They set up camp at al-Bahnasa (ancient Oxyrhynchus) in 1898 and struck paper. Thousands of texts were unearthed and in their first year found a fragment of an early uncanonical and lost gospel. The stir created by the discovery of an alternative Christian tradition was such that its publication paid for the next years’ excavations.

Most of the Oxyrhynchus documents were deposited in Oxford, but Hunt distributed some texts to other learned institutions. In 1900, Royal Holloway College thus obtained three complete documentary texts and a number of fragments.

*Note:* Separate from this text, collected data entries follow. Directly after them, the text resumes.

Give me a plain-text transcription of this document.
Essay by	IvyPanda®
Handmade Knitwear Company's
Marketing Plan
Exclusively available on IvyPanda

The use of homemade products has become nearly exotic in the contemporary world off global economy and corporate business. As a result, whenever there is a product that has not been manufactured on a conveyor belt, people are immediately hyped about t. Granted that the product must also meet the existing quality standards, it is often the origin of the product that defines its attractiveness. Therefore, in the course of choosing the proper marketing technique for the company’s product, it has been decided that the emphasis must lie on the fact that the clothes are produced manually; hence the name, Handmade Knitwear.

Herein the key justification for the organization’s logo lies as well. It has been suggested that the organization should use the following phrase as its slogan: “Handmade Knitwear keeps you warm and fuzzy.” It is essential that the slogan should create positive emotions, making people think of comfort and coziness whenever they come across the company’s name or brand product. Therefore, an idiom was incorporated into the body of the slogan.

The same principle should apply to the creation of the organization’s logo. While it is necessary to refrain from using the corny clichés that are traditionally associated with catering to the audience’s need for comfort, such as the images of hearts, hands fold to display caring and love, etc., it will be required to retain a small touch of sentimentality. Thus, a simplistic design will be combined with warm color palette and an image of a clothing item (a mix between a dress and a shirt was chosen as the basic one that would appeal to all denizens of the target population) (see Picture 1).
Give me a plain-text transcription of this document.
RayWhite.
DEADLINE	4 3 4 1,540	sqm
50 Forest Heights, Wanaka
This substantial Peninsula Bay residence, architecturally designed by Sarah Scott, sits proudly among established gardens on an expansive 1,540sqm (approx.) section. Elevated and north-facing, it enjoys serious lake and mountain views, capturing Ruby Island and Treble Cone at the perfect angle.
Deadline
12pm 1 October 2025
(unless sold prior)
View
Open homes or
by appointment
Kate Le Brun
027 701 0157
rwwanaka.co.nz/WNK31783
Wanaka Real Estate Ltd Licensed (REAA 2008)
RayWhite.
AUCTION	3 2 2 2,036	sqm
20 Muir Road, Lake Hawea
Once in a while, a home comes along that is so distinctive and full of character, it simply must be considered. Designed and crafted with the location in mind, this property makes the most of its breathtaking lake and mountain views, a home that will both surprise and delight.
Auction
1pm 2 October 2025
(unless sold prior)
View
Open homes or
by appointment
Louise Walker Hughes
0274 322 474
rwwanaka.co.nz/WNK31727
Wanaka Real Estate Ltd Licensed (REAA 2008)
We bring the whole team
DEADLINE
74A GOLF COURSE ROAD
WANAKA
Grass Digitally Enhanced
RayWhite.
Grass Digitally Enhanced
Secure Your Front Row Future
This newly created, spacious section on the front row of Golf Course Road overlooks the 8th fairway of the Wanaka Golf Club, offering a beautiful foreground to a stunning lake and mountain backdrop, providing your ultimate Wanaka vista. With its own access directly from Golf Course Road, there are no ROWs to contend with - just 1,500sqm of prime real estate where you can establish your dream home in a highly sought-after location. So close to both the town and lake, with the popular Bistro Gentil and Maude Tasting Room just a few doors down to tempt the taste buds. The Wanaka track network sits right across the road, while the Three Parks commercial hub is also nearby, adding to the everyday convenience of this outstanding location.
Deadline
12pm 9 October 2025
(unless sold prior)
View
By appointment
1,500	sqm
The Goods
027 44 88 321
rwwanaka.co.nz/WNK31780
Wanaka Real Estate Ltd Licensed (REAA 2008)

The first text is in two sections, top left and right on the photograph. It is a late second-century AD text:

Chosion of Sarapion of Harpokration, mother Sarapias, from Oxyrhynchos, greetings to Tanenteris, daughter of Thonis, son of Thonis, of the same city. I agree that I have received from you through Heliodoros and associates, managers of the bank near the temple of Serapis at Oxyrhynchus, 400 silver drachmae, being for the food, clothing, oil and other expenses for the two years my slave Sarapias nursed your daughter Helene… (P.Oxy. 1 91 AD 187)

In the second fragment, about four lines down, the handwriting changes. At this point, the document prepared by the scribe ends and Chosion acknowledges that he has received the money in his own handwriting.

The second text is at the bottom left side. Someone in antiquity had pasted this text together with at least four others. The main text is from the second century and relates to the sale of a slave woman, Dioskorous, aged 25. She had belonged to a citizen of Alexandria but was now being sold to her third male owner, Julius Germanus, a Roman, for 1,200 drachmae (P.Oxy. 1 95 AD 129).   

The third text, on the bottom right, is the earliest, dating from the first century AD:

To Herakleides, priest, chief justice, superintendant of the chremistae (judges, normally used in civil cases) and the other judges, from Syra of Theon. I went to live with Sarapion, bringing with me a dowry of 200 drachmae. I took him into the house of my parents since he was without means and I conducted myself blamelessly. But Sarapion spent my dowry without consulting me, insulted me, ill-treated me and used violence against me, depriving me of the necessities of life. Finally, he left me without resources. I beg you, therefore, that you order that he be brought before you and forced to repay my dowry plus half again.. (P.Oxy. 2 281 AD 20-50)

Hunt did not select these texts at random. He chose the texts to educate the young women of Royal Holloway College about their lives of their predecessors 1600 years earlier. More than six decades before women’s history emerged into the mainstream, we see a premonition of its appearance.